Rhoda fit, ainsi qu’il suit, le récit de ce qu’elle venait de lire :

« Un vieux comte irlandais avait deux fils, dit-elle. Le plus jeune était connu mystérieusement sous le sobriquet du sauvage lord. On accusait le comte de n’avoir point été un bon père et même on disait qu’il s’était montré cruel envers ses enfants ; le cadet, abandonné à lui-même, eut une jeunesse des plus aventureuses ; sa première prouesse fut de s’évader du collège ; puis, il réussit à être embarqué comme mousse ; il apprit vite le métier et se fit bien voir du capitaine et de l’équipage, mais le contremaître, homme brutal s’il en fut, infligea au jeune matelot des punitions corporelles qui non seulement l’humilièrent, mais le décidèrent à aller chercher dame Fortune à terre. Là, une troupe de comédiens ambulants se l’adjoignit et bientôt, il obtint de véritables succès sur les planches ; or, le contact perpétuel des acteurs et l’autorité d’un directeur, lui firent prendre le métier en grippe ; d’une nature emportée et indépendante, il se jeta après cela dans le journalisme, mais une malheureuse affaire d’amour le fit renoncer à la presse.

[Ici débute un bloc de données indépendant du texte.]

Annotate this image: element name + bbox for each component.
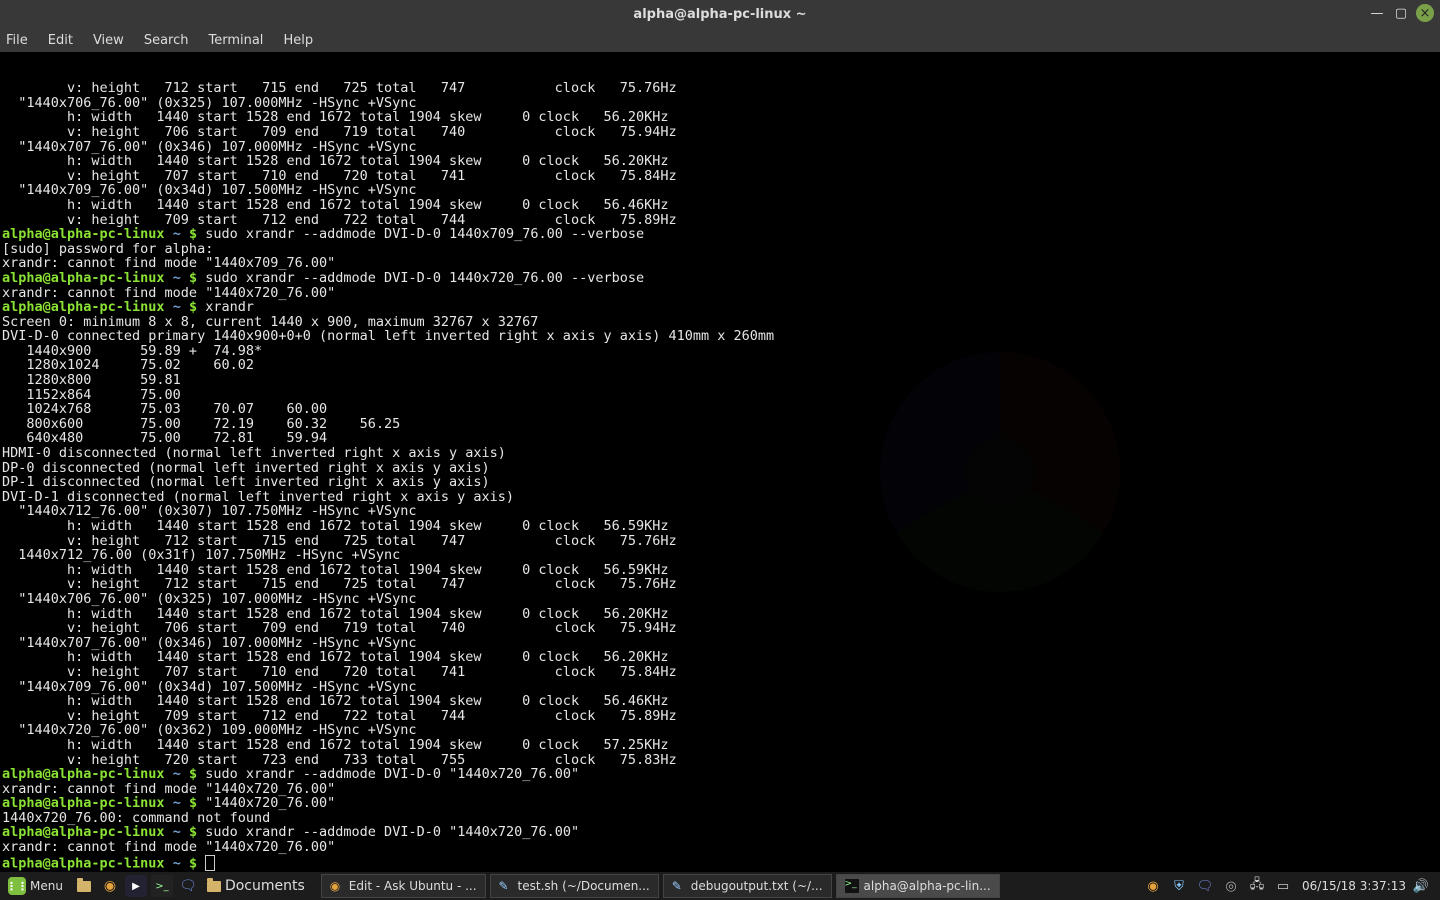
display-tray-icon[interactable]: ▭ xyxy=(1273,876,1293,896)
steam-tray-icon[interactable]: ◎ xyxy=(1221,876,1241,896)
menu-help[interactable]: Help xyxy=(283,33,313,48)
chrome-launcher-icon[interactable]: ◉ xyxy=(99,875,121,897)
task-debugoutput[interactable]: ✎debugoutput.txt (~/... xyxy=(663,874,832,898)
terminal-icon: >_ xyxy=(845,879,859,893)
documents-folder-button[interactable]: Documents xyxy=(203,875,309,897)
menu-view[interactable]: View xyxy=(93,33,124,48)
maximize-button[interactable]: ▢ xyxy=(1392,4,1410,22)
text-editor-icon: ✎ xyxy=(499,879,513,893)
task-terminal[interactable]: >_alpha@alpha-pc-lin... xyxy=(836,874,1000,898)
terminal-launcher-icon[interactable]: >_ xyxy=(151,875,173,897)
discord-launcher-icon[interactable]: 🗨 xyxy=(177,875,199,897)
minimize-button[interactable]: — xyxy=(1368,4,1386,22)
terminal-output[interactable]: v: height 712 start 715 end 725 total 74… xyxy=(0,52,1440,872)
discord-tray-icon[interactable]: 🗨 xyxy=(1195,876,1215,896)
cursor xyxy=(205,855,215,871)
start-menu-label: Menu xyxy=(30,879,63,893)
network-tray-icon[interactable]: 🖧 xyxy=(1247,876,1267,896)
menu-edit[interactable]: Edit xyxy=(48,33,73,48)
window-titlebar: alpha@alpha-pc-linux ~ — ▢ × xyxy=(0,0,1440,28)
chrome-icon: ◉ xyxy=(330,879,344,893)
start-menu-button[interactable]: ⋮⋮ Menu xyxy=(0,872,71,900)
menu-terminal[interactable]: Terminal xyxy=(208,33,263,48)
menu-file[interactable]: File xyxy=(6,33,28,48)
window-list: ◉Edit - Ask Ubuntu - ... ✎test.sh (~/Doc… xyxy=(321,872,1004,900)
task-askubuntu[interactable]: ◉Edit - Ask Ubuntu - ... xyxy=(321,874,486,898)
system-tray: ◉ ⛨ 🗨 ◎ 🖧 ▭ 06/15/18 3:37:13 🔊 xyxy=(1140,872,1440,900)
chrome-icon xyxy=(880,352,1120,592)
shield-tray-icon[interactable]: ⛨ xyxy=(1169,876,1189,896)
task-testsh[interactable]: ✎test.sh (~/Documen... xyxy=(490,874,659,898)
steam-launcher-icon[interactable]: ▶ xyxy=(125,875,147,897)
volume-tray-icon[interactable]: 🔊 xyxy=(1411,876,1431,896)
text-editor-icon: ✎ xyxy=(672,879,686,893)
close-button[interactable]: × xyxy=(1416,4,1434,22)
menubar: File Edit View Search Terminal Help xyxy=(0,28,1440,53)
files-icon[interactable] xyxy=(73,875,95,897)
window-title: alpha@alpha-pc-linux ~ xyxy=(0,7,1440,22)
mint-logo-icon: ⋮⋮ xyxy=(8,877,26,895)
chrome-tray-icon[interactable]: ◉ xyxy=(1143,876,1163,896)
clock[interactable]: 06/15/18 3:37:13 xyxy=(1302,879,1406,893)
quick-launch: ◉ ▶ >_ 🗨 Documents xyxy=(71,872,311,900)
menu-search[interactable]: Search xyxy=(144,33,189,48)
taskbar: ⋮⋮ Menu ◉ ▶ >_ 🗨 Documents ◉Edit - Ask U… xyxy=(0,872,1440,900)
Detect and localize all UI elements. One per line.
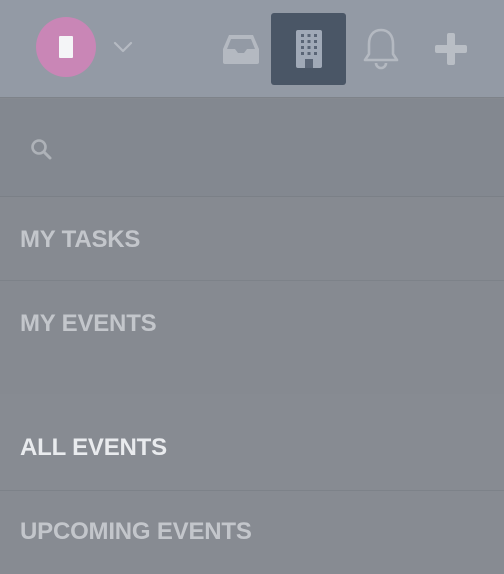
plus-icon — [434, 33, 467, 65]
nav-item-upcoming-events[interactable]: UPCOMING EVENTS — [20, 518, 252, 546]
nav-item-my-tasks[interactable]: MY TASKS — [20, 226, 140, 254]
divider — [0, 280, 504, 281]
nav-group-events — [0, 394, 504, 574]
nav-item-all-events[interactable]: ALL EVENTS — [20, 434, 167, 462]
add-button[interactable] — [413, 13, 488, 85]
search-input[interactable] — [64, 126, 488, 172]
nav-item-my-events[interactable]: MY EVENTS — [20, 310, 157, 338]
search-icon — [31, 139, 52, 160]
bell-icon — [363, 28, 398, 70]
divider — [0, 490, 504, 491]
notifications-button[interactable] — [343, 13, 418, 85]
avatar-initial-mark — [59, 36, 73, 58]
chevron-down-icon[interactable] — [112, 36, 134, 58]
building-icon — [295, 30, 322, 68]
inbox-icon — [222, 35, 259, 64]
top-bar — [0, 0, 504, 98]
inbox-button[interactable] — [203, 13, 278, 85]
building-button[interactable] — [271, 13, 346, 85]
avatar[interactable] — [36, 17, 96, 77]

« À peu de temps de là, il fut reconnu comme maître d’hôtel d’un paquebot transatlantique, faisant le service entre Liverpool et New-York. Puis, il donna des séances de médium ; or, le médium d’outre-mer abusait étrangement de l’irrésistible ascendant que les sciences occultes exercent à notre époque, sur certains esprits faibles. Bref, pendant un certain temps, on n’entendit plus parler de lui. Enfin, un jour l’on apprit qu’un voyageur égaré dans les prairies du Far West, avait été trouvé moitié mort de faim : c’était le sauvage lord ! Il ne tarda pas à avoir maille à partir avec les Indiens et il se vit abandonné par eux à son malheureux sort.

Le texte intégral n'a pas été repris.